Mother Nature’s Dogs

Combining the sun with ice crystals seems like an impossible task, but leaves it to Mother Nature to produce yet another beautiful image on her atmospheric canvas. One of these images is called a “sun dog” or “mock suns.”

Sun dogs are bright white bursts of light, or can be colored spots caused by the precise combination of ice crystals, atmosphere conditions, refractions and sun light. They usually appear in pairs, one to the right of the sun and one to the left.

Ice crystals in the sky forms many, many ice mirrors. These “mirrors” reflect the sun’s rays and the earth’s atmosphere to form visual images. Water freezes in the atmosphere and produces ice crystals. The ice crystals form in many different shapes. The refraction of light on a six-sided hexagonally shape or stop sign shaped ice crystal is used to make a sun dog. These ice crystals fall to the ground near sunrise and sunset. Sun dogs appear when the sun is near the horizon and when the sky is saturated with ice crystals.

Water droplets falling from the ice crystals reflect the sun’s rays in many directions. The rays bounce off the inside of the droplets many times and many ways before exiting. This ping pong effect of light dancing combined with the atmosphere produces sun dogs.

The atmosphere must be filled with cirrus clouds. The cirrus clouds trap and reflect the sun’s rays. Cirrus clouds are made of heavy ice crystals. Ice crystals can also be produced from the frozen exhaust from air planes. The atmosphere gets filled with ice crystals making the conditions favorable to form sun dogs.
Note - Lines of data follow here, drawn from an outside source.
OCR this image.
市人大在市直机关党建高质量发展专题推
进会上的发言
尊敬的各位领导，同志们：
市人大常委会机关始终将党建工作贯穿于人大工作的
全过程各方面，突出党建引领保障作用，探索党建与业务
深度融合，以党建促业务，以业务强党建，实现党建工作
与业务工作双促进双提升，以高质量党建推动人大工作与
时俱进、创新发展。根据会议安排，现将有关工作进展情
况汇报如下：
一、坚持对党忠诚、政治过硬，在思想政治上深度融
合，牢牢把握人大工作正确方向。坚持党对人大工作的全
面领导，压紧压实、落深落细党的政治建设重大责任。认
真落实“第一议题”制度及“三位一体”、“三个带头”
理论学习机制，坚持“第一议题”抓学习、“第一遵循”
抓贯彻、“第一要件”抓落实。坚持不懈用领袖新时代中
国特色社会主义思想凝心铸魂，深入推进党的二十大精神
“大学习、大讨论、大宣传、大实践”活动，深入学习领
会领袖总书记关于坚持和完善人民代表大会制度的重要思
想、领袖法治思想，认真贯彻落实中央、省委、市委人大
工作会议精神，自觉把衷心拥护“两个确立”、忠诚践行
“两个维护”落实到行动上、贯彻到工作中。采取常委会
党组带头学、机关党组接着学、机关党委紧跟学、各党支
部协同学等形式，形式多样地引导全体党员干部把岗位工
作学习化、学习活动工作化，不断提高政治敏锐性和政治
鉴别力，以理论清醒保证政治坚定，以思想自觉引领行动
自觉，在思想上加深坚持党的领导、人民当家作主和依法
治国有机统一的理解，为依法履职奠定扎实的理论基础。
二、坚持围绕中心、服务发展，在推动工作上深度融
Sun dogs were recorded in Ancient Egypt has a day with two suns. The Greeks recorded the sun dogs as “mock suns,” and always at the side of the sun, never above or below it. The Greeks were the first to use the sun dog as a weather predictor. This could be true, because cirrus clouds are known to produce precipitation. Many cirrus clouds may be a sign of a frontal system.
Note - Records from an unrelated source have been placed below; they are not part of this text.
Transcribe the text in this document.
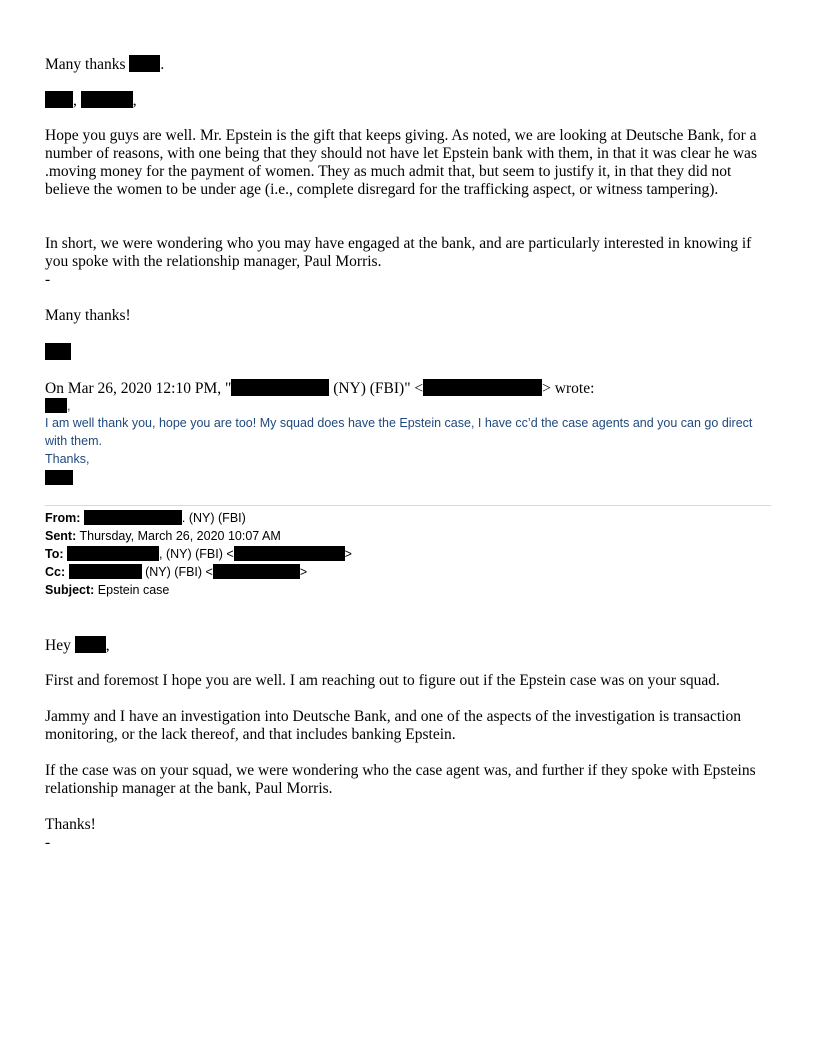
Many thanks .

,	,

Hope you guys are well. Mr. Epstein is the gift that keeps giving. As noted, we are looking at Deutsche Bank, for a number of reasons, with one being that they should not have let Epstein bank with them, in that it was clear he was .moving money for the payment of women. They as much admit that, but seem to justify it, in that they did not believe the women to be under age (i.e., complete disregard for the trafficking aspect, or witness tampering).

In short, we were wondering who you may have engaged at the bank, and are particularly interested in knowing if you spoke with the relationship manager, Paul Morris.

-

Many thanks!

On Mar 26, 2020 12:10 PM, "	(NY) (FBI)" <	> wrote:

,

I am well thank you, hope you are too! My squad does have the Epstein case, I have cc’d the case agents and you can go direct with them.

Thanks,

From:	. (NY) (FBI)

Sent: Thursday, March 26, 2020 10:07 AM

To:	, (NY) (FBI) <	>

Cc:	(NY) (FBI) <	>

Subject: Epstein case

Hey ,

First and foremost I hope you are well. I am reaching out to figure out if the Epstein case was on your squad.

Jammy and I have an investigation into Deutsche Bank, and one of the aspects of the investigation is transaction monitoring, or the lack thereof, and that includes banking Epstein.

If the case was on your squad, we were wondering who the case agent was, and further if they spoke with Epsteins relationship manager at the bank, Paul Morris.

Thanks!

-
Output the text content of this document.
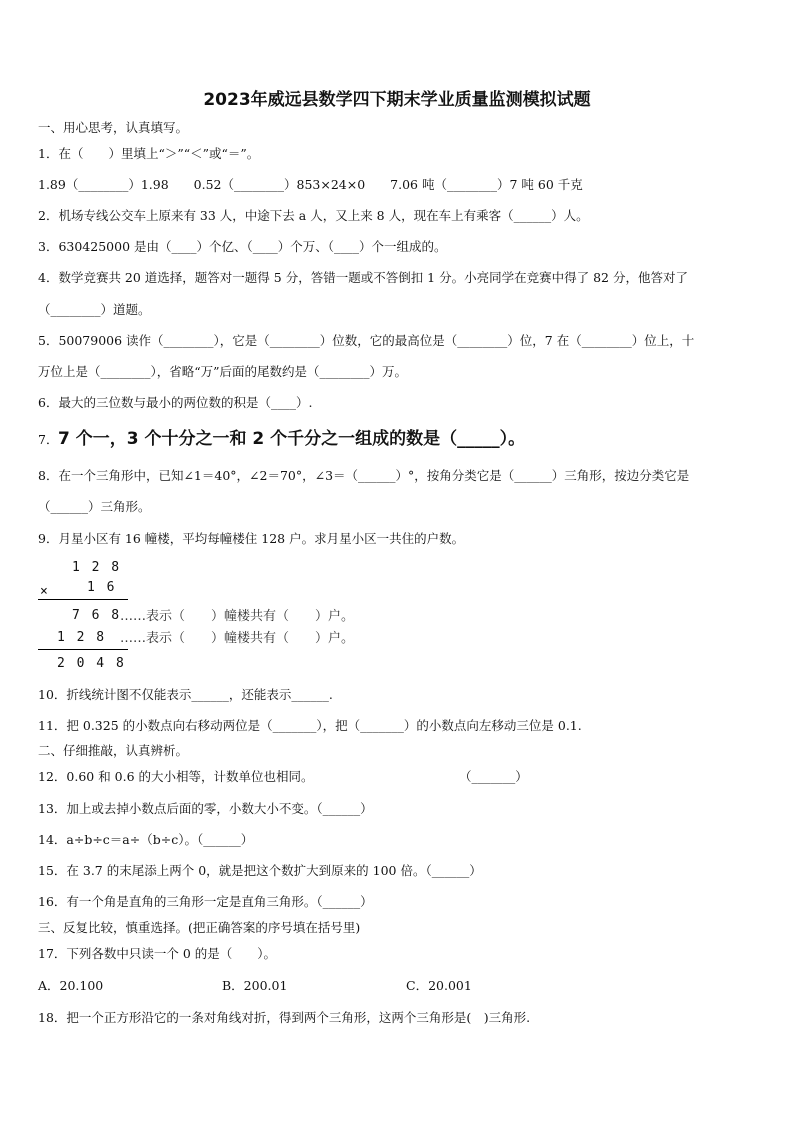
2023年威远县数学四下期末学业质量监测模拟试题
一、用心思考，认真填写。
1．在（　　）里填上“＞”“＜”或“＝”。
1.89（________）1.98　　0.52（________）853×24×0　　7.06 吨（________）7 吨 60 千克
2．机场专线公交车上原来有 33 人，中途下去 a 人，又上来 8 人，现在车上有乘客（______）人。
3．630425000 是由（____）个亿、（____）个万、（____）个一组成的。
4．数学竞赛共 20 道选择，题答对一题得 5 分，答错一题或不答倒扣 1 分。小亮同学在竞赛中得了 82 分，他答对了
（________）道题。
5．50079006 读作（________），它是（________）位数，它的最高位是（________）位，7 在（________）位上，十
万位上是（________），省略“万”后面的尾数约是（________）万。
6．最大的三位数与最小的两位数的积是（____）.
7． 7 个一，3 个十分之一和 2 个千分之一组成的数是（_____）。
8．在一个三角形中，已知∠1＝40°，∠2＝70°，∠3＝（______）°，按角分类它是（______）三角形，按边分类它是
（______）三角形。
9．月星小区有 16 幢楼，平均每幢楼住 128 户。求月星小区一共住的户数。
1 2 8
×	1 6
7 6 8
……表示（　　）幢楼共有（　　）户。
1 2 8 ……表示（　　）幢楼共有（　　）户。
2 0 4 8
10．折线统计图不仅能表示______，还能表示______.
11．把 0.325 的小数点向右移动两位是（_______），把（_______）的小数点向左移动三位是 0.1.
二、仔细推敲，认真辨析。
12．0.60 和 0.6 的大小相等，计数单位也相同。	（_______）
13．加上或去掉小数点后面的零，小数大小不变。（______）
14．a÷b÷c＝a÷（b÷c）。（______）
15．在 3.7 的末尾添上两个 0，就是把这个数扩大到原来的 100 倍。（______）
16．有一个角是直角的三角形一定是直角三角形。（______）
三、反复比较，慎重选择。(把正确答案的序号填在括号里)
17．下列各数中只读一个 0 的是（　　）。
A．20.100	B．200.01	C．20.001
18．把一个正方形沿它的一条对角线对折，得到两个三角形，这两个三角形是(　)三角形.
Sun dogs can appear at any time of the year, but are closest to the sun during the winter months. This is because the sun is lower in the sky and ice crystals are more abundant.

Sun dogs are the second most frequent display of the sun and her images. The halo phenomena or the 22o halo is the first. The major difference between the forming of the two is the shape of the ice crystals. Elongated and flat crystals are used to form other images.